Baca juga: Debat Guru: Perlukah Kurikulum Merdeka Dilanjut?
“Akhirnya saya coba merangkul baik korban maupun pekau perundungan dengan membuka ruang curhat melalui surat. Kenapa surat, agar mereka tidak canggung dan berani lebih terbuka,” jelas Nur.
Melalui surat tersebut, ia memperoleh banyak pandangan baru, termasuk bahwa beberapa pelaku perundungan sebelumnya juga adalah korban. Setelah berani terbuka melalui surat, Nur akan mengajak mereka untuk betemu dan mendiskusikan perasaan masing-masing.
Dalam pertemuan tersebut, antara pelaku dan korban saling memaafkan dan hubungan mereka kembali membaik. “Selain dari merangkul korban bullying, kita juga harus tahu motif pelaku bullying.

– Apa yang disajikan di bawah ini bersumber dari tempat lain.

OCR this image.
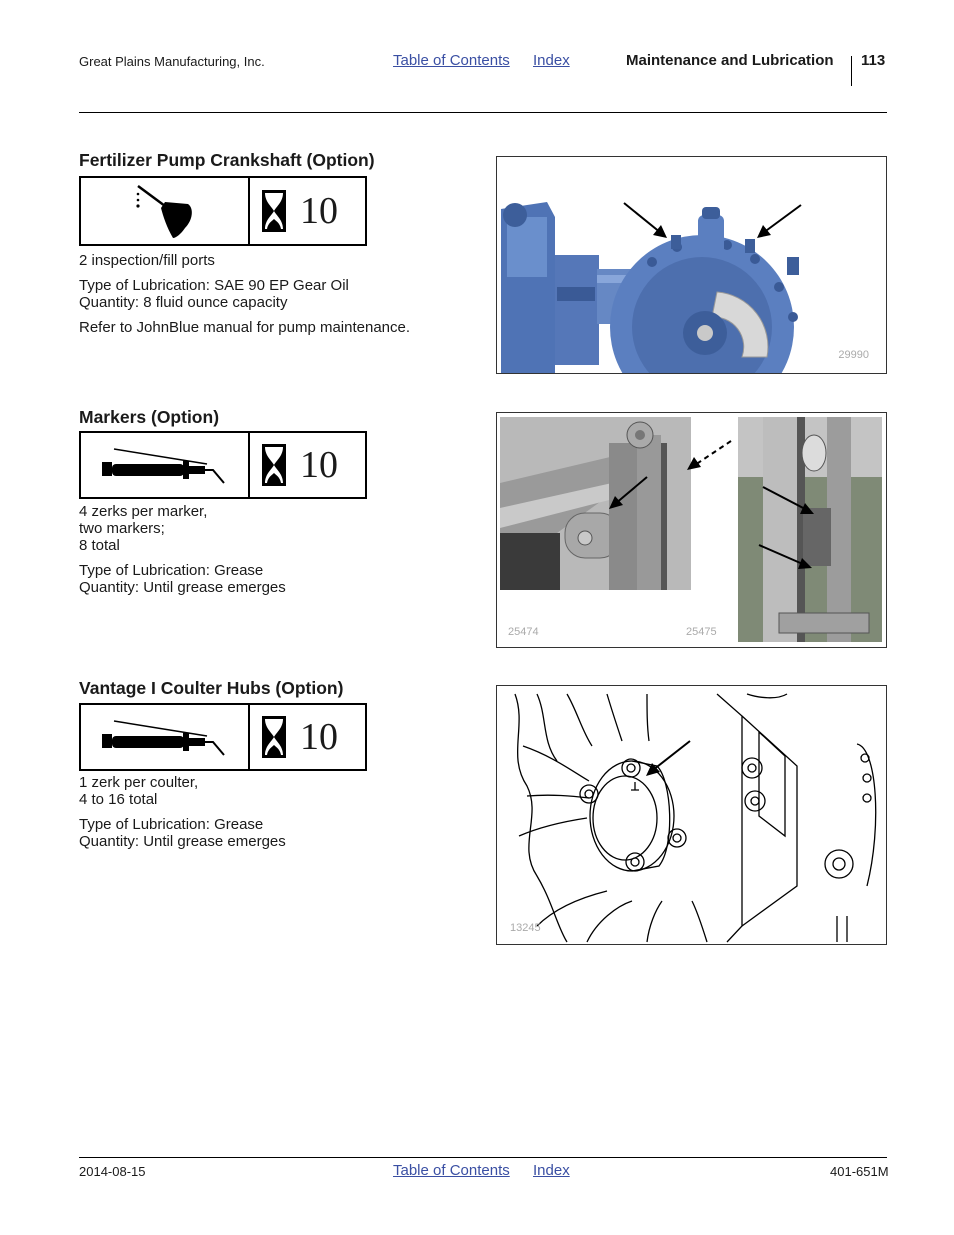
Great Plains Manufacturing, Inc.	Table of Contents Index	Maintenance and Lubrication 113
Fertilizer Pump Crankshaft (Option)
10

2 inspection/fill ports

Type of Lubrication: SAE 90 EP Gear Oil
Quantity: 8 fluid ounce capacity

Refer to JohnBlue manual for pump maintenance.

29990
Markers (Option)
10

4 zerks per marker,
two markers;
8 total

Type of Lubrication: Grease
Quantity: Until grease emerges

25474	25475
Vantage I Coulter Hubs (Option)
10

1 zerk per coulter,
4 to 16 total

Type of Lubrication: Grease
Quantity: Until grease emerges

13245
2014-08-15	Table of Contents Index	401-651M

Jangan sampai kita abai atas apa yang mereka rasakan,” tuturnya.
I Gusti Ayu: Cara Kreatif untuk Dekat dengan Guru
Tidak kalah menarik, I Gusti Ayu, guru SMP Negeri 2 Nubatukan, Lembata, Nusa Tenggara Timur ikut menceritakan pengalamannya mengatasi tantangan mengajar. Ketika pertama kali mengajar, murid tidak menghargai sikap lembut dan santunnya.
Alih-alih menggunakan hukuman, Ayu mencoba metode pengajaran yang lebih interaktif dengan mengajak para murid bermain permainan tradisional dan menonton film bermakna, seperti film tentang kasih sayang kepada ibu.
Melalui pengalaman ini, Ayu menekankan pentingnya pendekatan kreatif yang menyenangkan. Tidak hanya mengajarkan pelajaran akademis, tetapi juga nilai-nilai moral yang membangun karakter murid.
“Semenjak metode pengajaran saya berubah, murid-murid jadi menghargai saya, bahkan saya sekarang dijadikan guru paling favorit bagi mereka,” tutup Ayu.